Everybody notes that U.S. forces have detained the wife and daughter of one of Saddam Hussein’s top former lieutenants. The military believes that the lieutenant has been organizing guerrillas.

The NYT mentions that the Italian embassy in Baghdad was hit by a rocket-propelled grenade; there were no injuries.

Everybody notes that the U.N.’s atomic watchdog agency passed a resolution on Iran that didn’t impose sanctions but did warn of “consequences” if Iran continues fibbing. The Times emphasizes the resolution’s vague wording: Iran is warned it will be in some sort of trouble if “further serious failures” are found. What constitutes a “serious failure” is left unsaid. The United States wanted a stronger resolution but couldn’t convince European countries.

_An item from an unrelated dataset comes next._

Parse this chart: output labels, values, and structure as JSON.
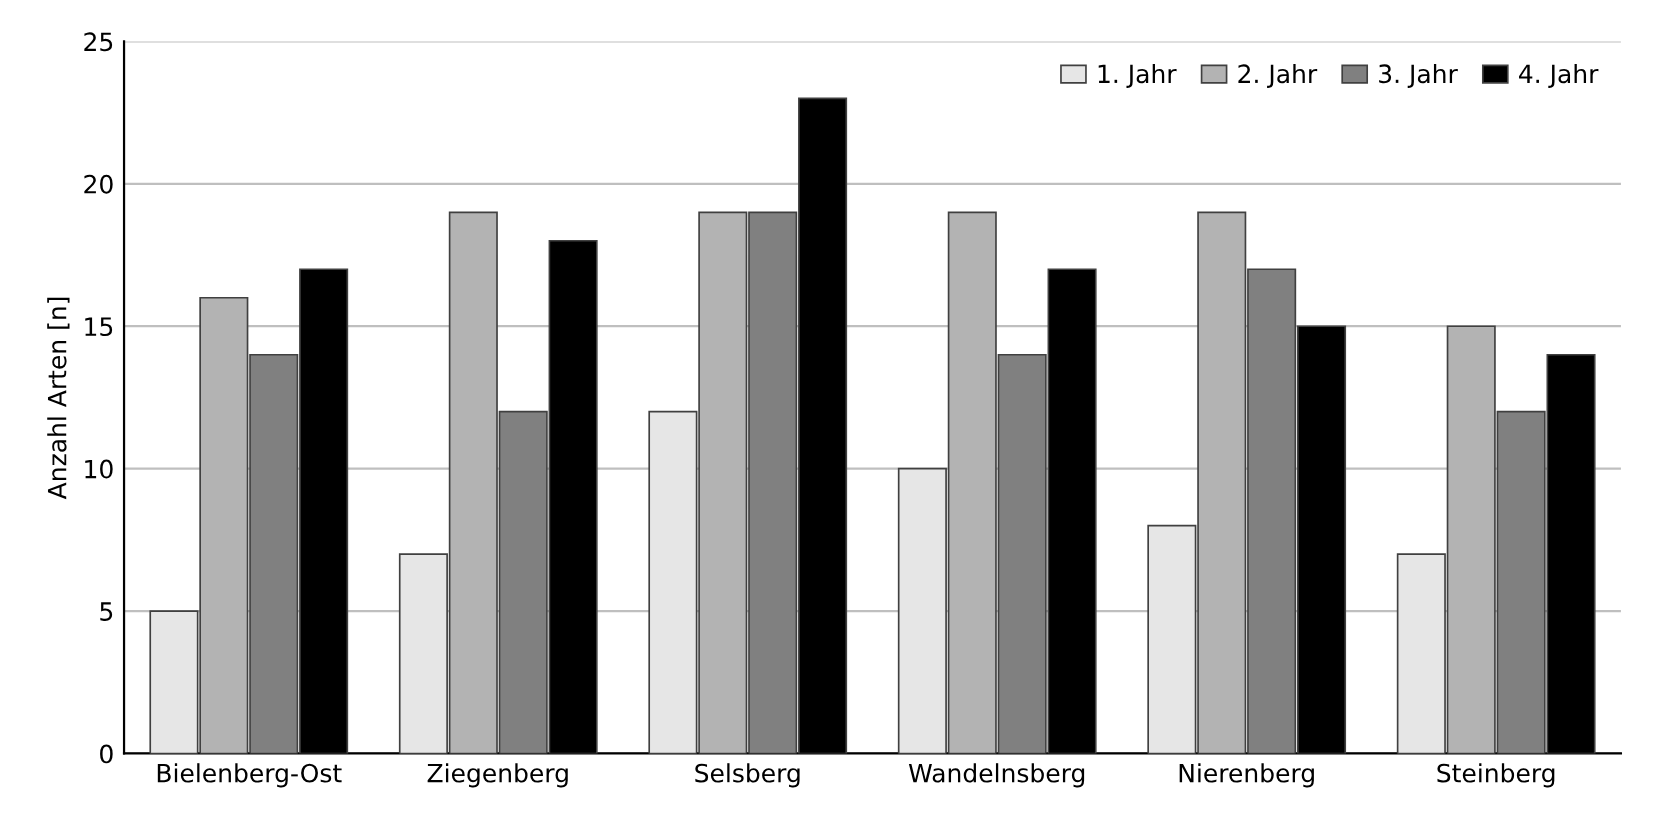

The LAT’s Paul Watson says on Page One that loads of recruits are quitting the fledgling Afghan Army because of pitiful pay. The U.S. won’t provide figures, but an Afghan officer said, “In total, we have roughly 6,000 trained soldiers, out of whom no less than 2,000 have left.” The United States says it plans to have 70,000 soldiers in the force.

With so many contenders, it was hard to crown a winner in the annual Worst Thanksgiving Column Contest. So congratulations Tina Brown!: “Does super-celebrity come only to people who are crazy already or does the bizarre gene kick in under the klieg lights? One thing to give thanks for this morning is not being Michael or Kobe or Phil or Paris or Martha or any of the other spectacles of the great American circus.”